Bruno Tertrais, Senior Research Fellow at the Foundation for Strategic Research, 12/4/’1
(What are the Strategic and Geopolitical Consequences of the War Against Terrorism?, p. Google) Finally, I should add the acceleration of another long-term trend, which is the growing US penetration in Central Asia. Until now, this presence was mostly political and economic, with a military dimension, but without permanent military
presence. I doubt very much that, having established bridgeheads in Uzbekistan and Afghanistan in particular, the US
military will just pack and go home in a few weeks. There are many reasons for the US to stay. One is simply that it is just too good a geostrategic opportunity. Another is that Washington does not want to appear as leaving Afghanistan to its own fate for the second time in two decades. A third is that the US military presence will be justified by a "deterrence" role, to avoid that other countries in the region become sanctuaries for Al-Qaida-like organizations.
B. Nuclear war.
Dr. M. Ehsan Ahrari, Professor of National Security and Strategy of the Joint and Combined Warfighting School at the Armed Forces Staff College, 8/1/’1 (www.strategicstudiesinstitute.army.mil/Pubs/display.cfm?pubID=112)

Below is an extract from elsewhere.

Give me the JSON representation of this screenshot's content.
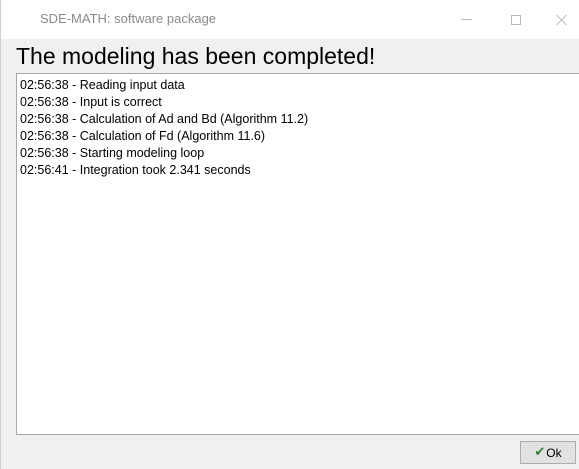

South and Central Asia constitute a part of the world where a well-designed American strategy might help avoid crises or
catastrophe. The U.S. military would provide only one component of such a strategy, and a secondary one at that, but has an important role to play through engagement activities and regional confidence-building. Insecurity has led the states
of the region to seek weapons of mass destruction, missiles, and conventional arms. It has also led them toward policies which undercut the security of their neighbors. If such activities continue, the result could be increased terrorism, humanitarian disasters, continued low-level conflict and potentially even major regional war or a thermonuclear
exchange. A shift away from this pattern could allow the states of the region to become solid economic and political partners for the United States, thus representing a gain for all concerned.